16. Information, Consultancy without Obligation
Information and consultancy in relation to PeCon GmbH’s goods and services is provided as deemed appropriate from existing experience. Any values quoted as part thereof, especially performance data, represent average values which have been determined through experiments under standard laboratory conditions. PeCon GmbH cannot assume any commitment for its products to precisely meet the quoted values and areas of application. Section 11 of these Terms and Conditions governs any issues of liability.
17. Applicable Law
The contract is subject to the laws of the Federal Republic of Germany. The provisions of the United Nations Convention and the referral provisions of German international private law do not apply.
18. Place of Performance
The place of performance for the obligations of PeCon GmbH is Ulm. Place of performance for the obligations of the Customer is also Ulm.
19. Place of Jurisdiction
The exclusive place of jurisdiction for all disputes arising from the contractual relationship is, as far as legally permissible, Ulm.
20. Validity of Single Regulations
The invalidity or inefficacy of single regulations of this contract does not affect the validity of the remaining regulations.
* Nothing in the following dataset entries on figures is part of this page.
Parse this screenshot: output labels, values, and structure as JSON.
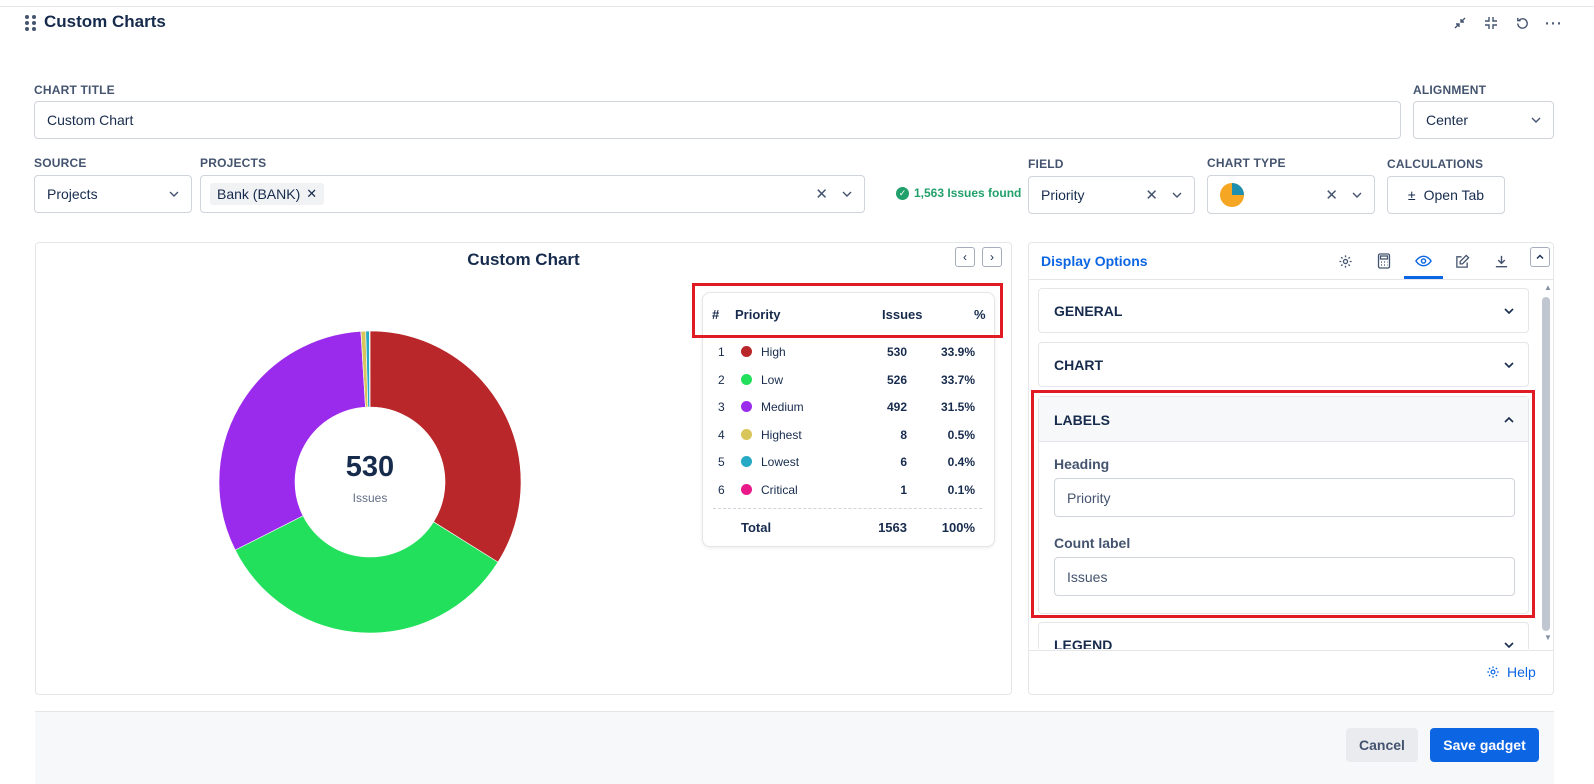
{
  "gadget": {
    "title": "Custom Charts"
  },
  "form": {
    "chart_title_label": "CHART TITLE",
    "chart_title_value": "Custom Chart",
    "alignment_label": "ALIGNMENT",
    "alignment_value": "Center",
    "source_label": "SOURCE",
    "source_value": "Projects",
    "projects_label": "PROJECTS",
    "projects_chip": "Bank (BANK)",
    "issues_found": "1,563 Issues found",
    "field_label": "FIELD",
    "field_value": "Priority",
    "chart_type_label": "CHART TYPE",
    "calculations_label": "CALCULATIONS",
    "calculations_button": "Open Tab"
  },
  "chart": {
    "title": "Custom Chart",
    "center_value": "530",
    "center_label": "Issues"
  },
  "chart_data": {
    "type": "pie",
    "title": "Custom Chart",
    "categories": [
      "High",
      "Low",
      "Medium",
      "Highest",
      "Lowest",
      "Critical"
    ],
    "values": [
      530,
      526,
      492,
      8,
      6,
      1
    ],
    "colors": [
      "#b9272a",
      "#22e05b",
      "#9b2bec",
      "#d9c65b",
      "#25a9c4",
      "#e9198a"
    ],
    "total": 1563
  },
  "table": {
    "headers": {
      "num": "#",
      "priority": "Priority",
      "issues": "Issues",
      "pct": "%"
    },
    "rows": [
      {
        "num": "1",
        "name": "High",
        "issues": "530",
        "pct": "33.9%",
        "color": "#b9272a"
      },
      {
        "num": "2",
        "name": "Low",
        "issues": "526",
        "pct": "33.7%",
        "color": "#22e05b"
      },
      {
        "num": "3",
        "name": "Medium",
        "issues": "492",
        "pct": "31.5%",
        "color": "#9b2bec"
      },
      {
        "num": "4",
        "name": "Highest",
        "issues": "8",
        "pct": "0.5%",
        "color": "#d9c65b"
      },
      {
        "num": "5",
        "name": "Lowest",
        "issues": "6",
        "pct": "0.4%",
        "color": "#25a9c4"
      },
      {
        "num": "6",
        "name": "Critical",
        "issues": "1",
        "pct": "0.1%",
        "color": "#e9198a"
      }
    ],
    "total": {
      "label": "Total",
      "issues": "1563",
      "pct": "100%"
    }
  },
  "display_options": {
    "title": "Display Options",
    "sections": {
      "general": "GENERAL",
      "chart": "CHART",
      "labels": "LABELS",
      "legend": "LEGEND"
    },
    "labels": {
      "heading_label": "Heading",
      "heading_value": "Priority",
      "count_label": "Count label",
      "count_value": "Issues"
    },
    "help": "Help"
  },
  "footer": {
    "cancel": "Cancel",
    "save": "Save gadget"
  }
}
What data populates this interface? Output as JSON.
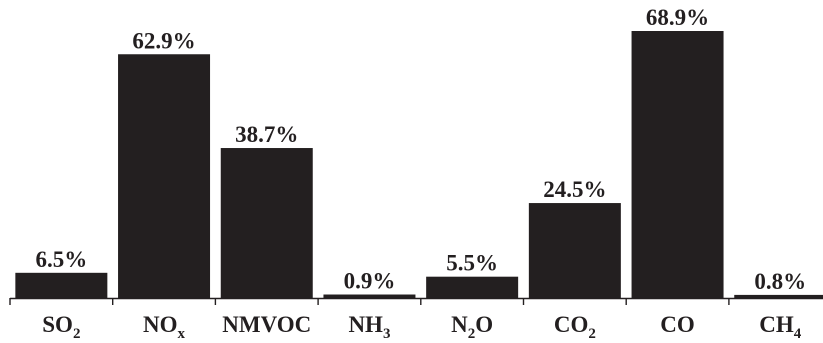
{
  "chart_data": {
    "type": "bar",
    "categories": [
      {
        "base": "SO",
        "sub": "2",
        "post": ""
      },
      {
        "base": "NO",
        "sub": "x",
        "post": ""
      },
      {
        "base": "NMVOC",
        "sub": "",
        "post": ""
      },
      {
        "base": "NH",
        "sub": "3",
        "post": ""
      },
      {
        "base": "N",
        "sub": "2",
        "post": "O"
      },
      {
        "base": "CO",
        "sub": "2",
        "post": ""
      },
      {
        "base": "CO",
        "sub": "",
        "post": ""
      },
      {
        "base": "CH",
        "sub": "4",
        "post": ""
      }
    ],
    "values": [
      6.5,
      62.9,
      38.7,
      0.9,
      5.5,
      24.5,
      68.9,
      0.8
    ],
    "value_labels": [
      "6.5%",
      "62.9%",
      "38.7%",
      "0.9%",
      "5.5%",
      "24.5%",
      "68.9%",
      "0.8%"
    ],
    "title": "",
    "xlabel": "",
    "ylabel": "",
    "ylim": [
      0,
      70
    ],
    "grid": false,
    "bar_color": "#231f20"
  }
}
21. Third Party Terms and Conditions of Business
The order placement includes the agreement of the Customer with the above conditions. They shall also be deemed to have been agreed if the terms and conditions of the Customer include a different regulation. General terms and conditions of the purchaser are not binding for PeCon GmbH, even if they are taken as the basis for the order and PeCon GmbH has not expressly objected to their content; they only become effective if they are confirmed by PeCon GmbH in writing.